Leonela
despertó siendo la última habitante de este planeta. Se desperezó como lo hacía
todas las mañanas y se frotó las lagañas. Miró a su alrededor y notó un
silencio que le resultó extraño. Extraño porque vivía en un departamento sobre
una de las avenidas principales de la ciudad, y estaba acostumbrada a
despertarse con el ruido de alarmas y puertas de colectivo que se abrían.
Lo
que Leonela no sabía era que el mundo había llegado a su fin hacía instantes,
mientras ella tenía los ojos cerrados.
En
un principio no supo qué hacer y se quedó unos segundos en su cama intentando
escuchar con atención, atenta a cualquier sonido. Pero lo único que escuchó fue
el silencio.
Se
levantó de la cama con el ceño fruncido y se acercó lentamente a la ventana.
Miró y no vio a nadie. Las calles estaban desiertas, de gente y de vehículos.
No se veía absolutamente nada.
Ahogó
un grito de sorpresa y la desesperación la abrumó. Por primera vez en su vida sintió que ese miedo que tanto
había sufrido de niña, el miedo a que la abandonaran y a quedarse sola,
finalmente se sentía real. Estaba aterrorizada.
Comenzó
a recorrer el espacio de su departamento, tomó su abrigo que estaba en el
living y abrió la puerta para asomarse al pasillo. Nada, sólo sintió el frío.
Así como estaba, descalza y con el pijama debajo del saco llamó al ascensor. No
esperó a que llegara y empezó a descender por la escalera los cuatros pisos que
la separaban de la planta baja deteniéndose en cada piso, y agudizando su oído
para intentar escuchar a algún vecino despertando.
Cuando
llegó al piso inferior, notó que el encargado del edificio no estaba como todas
las mañanas limpiando la puerta de vidrio. Salió, buscando algo o a alguien, comenzó
a caminar pero se tropezaba con sus pies desnudos. Avanzó sin cansarse, por cuadras
y cuadras de nada.
Miró
al cielo buscando a los pájaros que solían revolotear la ciudad, pero descubrió
que el cielo ya no estaba. En su lugar se abría un vacío que parecía infinito.

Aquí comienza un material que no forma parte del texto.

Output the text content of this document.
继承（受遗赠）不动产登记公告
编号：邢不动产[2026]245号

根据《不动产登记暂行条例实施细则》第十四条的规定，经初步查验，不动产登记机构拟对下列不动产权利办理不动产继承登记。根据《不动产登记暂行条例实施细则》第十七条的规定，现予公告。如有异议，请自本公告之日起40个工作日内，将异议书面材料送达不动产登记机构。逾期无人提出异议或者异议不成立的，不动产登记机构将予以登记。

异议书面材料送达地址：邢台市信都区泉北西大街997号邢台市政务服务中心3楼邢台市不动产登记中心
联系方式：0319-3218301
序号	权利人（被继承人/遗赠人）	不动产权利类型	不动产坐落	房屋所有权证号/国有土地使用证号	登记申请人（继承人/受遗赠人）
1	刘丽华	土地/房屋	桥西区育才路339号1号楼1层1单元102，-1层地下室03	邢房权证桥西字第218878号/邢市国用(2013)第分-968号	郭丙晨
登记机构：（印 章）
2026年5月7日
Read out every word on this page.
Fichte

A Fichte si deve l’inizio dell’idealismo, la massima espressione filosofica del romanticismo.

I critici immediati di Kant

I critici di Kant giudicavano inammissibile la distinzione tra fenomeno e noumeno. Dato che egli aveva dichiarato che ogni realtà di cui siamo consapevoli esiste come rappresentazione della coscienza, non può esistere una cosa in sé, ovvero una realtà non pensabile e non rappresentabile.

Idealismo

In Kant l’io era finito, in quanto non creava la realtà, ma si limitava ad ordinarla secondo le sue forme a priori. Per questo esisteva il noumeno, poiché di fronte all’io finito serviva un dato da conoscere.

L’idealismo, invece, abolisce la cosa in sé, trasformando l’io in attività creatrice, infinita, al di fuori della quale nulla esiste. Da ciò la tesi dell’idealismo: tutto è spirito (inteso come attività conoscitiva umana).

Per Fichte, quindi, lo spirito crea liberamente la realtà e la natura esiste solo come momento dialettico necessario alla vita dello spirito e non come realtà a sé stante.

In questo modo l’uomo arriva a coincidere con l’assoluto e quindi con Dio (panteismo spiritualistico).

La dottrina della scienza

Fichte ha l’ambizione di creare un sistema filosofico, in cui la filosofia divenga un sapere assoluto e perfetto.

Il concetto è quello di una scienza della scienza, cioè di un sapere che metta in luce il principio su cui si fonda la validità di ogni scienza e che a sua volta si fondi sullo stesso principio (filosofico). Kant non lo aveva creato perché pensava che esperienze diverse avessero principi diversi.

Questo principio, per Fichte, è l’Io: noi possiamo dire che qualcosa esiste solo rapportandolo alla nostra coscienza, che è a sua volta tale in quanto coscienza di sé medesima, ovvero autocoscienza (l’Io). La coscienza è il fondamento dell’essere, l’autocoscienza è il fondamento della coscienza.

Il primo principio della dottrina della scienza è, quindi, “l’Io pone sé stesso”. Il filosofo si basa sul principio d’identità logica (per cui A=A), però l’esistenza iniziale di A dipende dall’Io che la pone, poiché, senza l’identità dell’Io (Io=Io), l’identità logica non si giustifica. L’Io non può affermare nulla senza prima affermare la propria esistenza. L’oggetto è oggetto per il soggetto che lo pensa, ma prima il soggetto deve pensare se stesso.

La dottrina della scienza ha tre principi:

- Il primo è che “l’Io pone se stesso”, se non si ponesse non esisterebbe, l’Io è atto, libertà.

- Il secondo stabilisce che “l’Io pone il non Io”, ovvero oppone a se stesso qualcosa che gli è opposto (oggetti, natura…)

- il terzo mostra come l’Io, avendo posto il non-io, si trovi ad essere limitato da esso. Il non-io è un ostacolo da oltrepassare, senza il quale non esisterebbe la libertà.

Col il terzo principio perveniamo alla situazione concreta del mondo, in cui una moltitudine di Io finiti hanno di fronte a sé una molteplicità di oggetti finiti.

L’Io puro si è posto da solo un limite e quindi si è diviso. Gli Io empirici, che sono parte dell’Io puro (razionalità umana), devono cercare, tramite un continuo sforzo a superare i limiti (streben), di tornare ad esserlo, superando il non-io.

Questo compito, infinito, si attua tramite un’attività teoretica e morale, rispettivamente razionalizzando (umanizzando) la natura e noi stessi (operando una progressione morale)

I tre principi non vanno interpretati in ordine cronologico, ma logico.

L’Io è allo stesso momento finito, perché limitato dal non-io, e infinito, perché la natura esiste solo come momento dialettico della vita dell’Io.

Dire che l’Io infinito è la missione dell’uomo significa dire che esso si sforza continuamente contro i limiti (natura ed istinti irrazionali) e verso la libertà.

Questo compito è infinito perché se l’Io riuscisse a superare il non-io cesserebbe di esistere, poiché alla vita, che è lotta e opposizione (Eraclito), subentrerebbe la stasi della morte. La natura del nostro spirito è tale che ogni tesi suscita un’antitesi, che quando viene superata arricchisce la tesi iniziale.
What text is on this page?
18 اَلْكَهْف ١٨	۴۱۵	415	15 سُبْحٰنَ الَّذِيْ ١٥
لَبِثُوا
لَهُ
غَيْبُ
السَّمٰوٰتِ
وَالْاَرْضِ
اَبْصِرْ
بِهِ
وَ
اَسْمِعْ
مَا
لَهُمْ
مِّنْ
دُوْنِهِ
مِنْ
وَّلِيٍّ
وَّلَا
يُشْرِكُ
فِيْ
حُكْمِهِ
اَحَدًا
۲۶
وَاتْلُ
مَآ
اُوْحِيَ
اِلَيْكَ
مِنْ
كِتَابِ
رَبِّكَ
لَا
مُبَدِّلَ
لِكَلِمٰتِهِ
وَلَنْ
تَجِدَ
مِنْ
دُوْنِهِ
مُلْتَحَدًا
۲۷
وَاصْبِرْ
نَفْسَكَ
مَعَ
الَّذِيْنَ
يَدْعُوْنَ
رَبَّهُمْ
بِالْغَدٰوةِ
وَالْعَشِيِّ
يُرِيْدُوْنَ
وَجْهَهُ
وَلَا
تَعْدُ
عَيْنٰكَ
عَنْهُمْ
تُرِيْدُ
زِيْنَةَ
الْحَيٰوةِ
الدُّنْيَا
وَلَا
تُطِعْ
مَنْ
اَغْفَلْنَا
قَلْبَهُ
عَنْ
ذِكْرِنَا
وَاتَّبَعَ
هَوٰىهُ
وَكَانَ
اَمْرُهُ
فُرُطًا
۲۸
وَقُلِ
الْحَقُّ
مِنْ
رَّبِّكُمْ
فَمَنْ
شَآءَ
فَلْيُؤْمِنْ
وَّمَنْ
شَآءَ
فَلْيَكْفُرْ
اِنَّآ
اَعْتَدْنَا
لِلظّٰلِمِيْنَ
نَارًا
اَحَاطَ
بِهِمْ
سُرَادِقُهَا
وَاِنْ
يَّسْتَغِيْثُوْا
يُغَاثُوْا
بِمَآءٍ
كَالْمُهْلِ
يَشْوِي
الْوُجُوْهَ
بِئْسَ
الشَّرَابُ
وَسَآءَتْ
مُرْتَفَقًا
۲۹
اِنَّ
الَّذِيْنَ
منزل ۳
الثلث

Siguió caminando, pasó por la plaza más cercana a su casa, donde por la mañana
se llenaba de chicos que andaban en skate y de señoras que sacaban a pasear a
sus perros. Pero no quedaba nadie, sólo estaba el césped aplastado por las
pisadas del día anterior.
Se
dio cuenta de que era muy posible que todo fuera un sueño y se pellizcó con
fuerza. Gritó por el dolor y por la desesperación, gritó pidiendo despertar,
pero el eco de sus gritos le hizo zumbar los oídos.
De
repente empezó a notar que su cuerpo se sentía más liviano y a cada paso tenía
la sensación de estar flotando. Su vista comenzó a nublarse de a poco, primero
un ojo, después el otro. Ahora sólo escuchaba el silencio pero no podía ver. Leonela
se dio cuenta de que ya no sentía miedo, y de que, por el contrario, su cuerpo
liviano sólo sentía una paz abrumadora.
Lentamente,
en el medio de una ciudad deshabitada, se la vio desaparecer.